The first thing that came to mind was the series Squid Game. All of the contestants are in such dire need of money they are willing to risk their lives, the lives of their other contestants, and their own personal sanity. Some contestants stay even knowing those (significant!!) downfalls because of their own desperation.
Yes. YES!
Honestly I expected Bridesmaids on this list
You won the comments!
There’s definitely a couple films I’d add where the horrors could’ve been avoided if the main character(s) didn’t have to travel to a haunted site for work (Nosferatu and The Shining as the best examples, of course). But the film I’d race to add to this list is BBC’s Ghostwatch. A possibly ancient evil terrorizes a single mother, her young kids, and their entire neighborhood with impunity in 1990s London… all because they live in public housing and they’ve got nowhere else to go. (It’s also free to watch on archive.org despite never airing on BBC again!)
That sounds right up my alley! What a great metaphor for unstable housing and predatory landlords.
Parasite (2019) for sure!
Hell yes! The whole thing is an indictment of capitalism!

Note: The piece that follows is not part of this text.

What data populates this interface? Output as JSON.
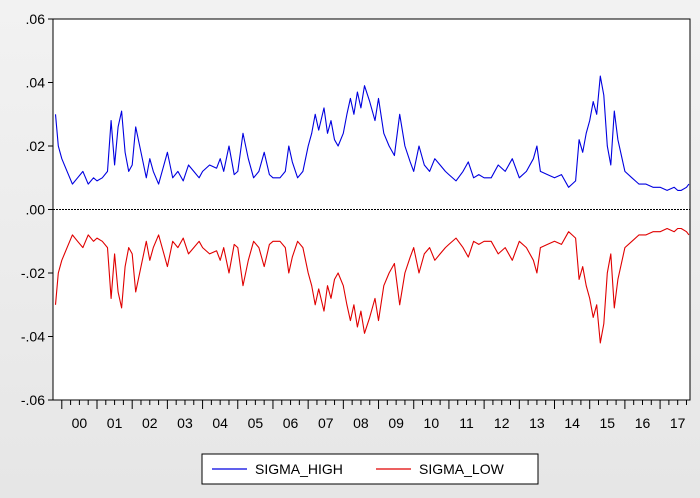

You really need to watch Hammer Horror’s 1957 “Curse of Frankenstein,” starring young Peter Cushing/Grand Moff Tarkin as Victor Frankenstein and Christopher Lee as the monster. Because Universal still owned the rights to the previously filmed version, Hammer had to get creative and retool many things, especially the character relationships. Elizabeth is Victor Frankenstein’s cousin, and it’s established early that she and her widowed mother were completely dependent on the allowance Victor sent them. As a grown woman, Elizabeth is expected to marry Victor, and she even tells his mentor (who knows of the experiments and tries to warn her away) “We would have starved without him. Now perhaps you understand.” Elizabeth is a financial captive, and Victor knows it, even laughing as he tells his mentor, “Elizabeth won’t leave, Paul.” Throw in a strong closeted undercurrent (I swear up and down this Frankenstein is in love with his mentor but doesn’t realize it), Hazel Court’s pitch-perfect Elizabeth, and Peter Cushing as my favorite iteration of the doctor. Victor Frankenstein is a true sociopath—charming when needed, icy and/or downright abusive when someone is of no further use, and convinced of his experiment’s value despite the horrors entailed. When he’s arguing his point, you know he’s a terrible person… but you also find yourself believing him.
Brb, I’m going to watch this RIGHT NOW. What a great metaphor for a sociopathic CEO or founder of a tech startup. Plus the utter sexism of financial dependence!
Drag Me To Hell. Don’t evict old witches from their homes just to impress your boss.
THIS. What a lovely revenge fantasy.
this was a blast to read. what an unexpectedly fun post from a personal finance blog. lol
Why thank you! We like to have fun around here.
Excellent options. I’d include A Nightmare on Elm Street and Prince of Darkness in my list, but I can’t argue with your selections. All of them are fantastic horrors.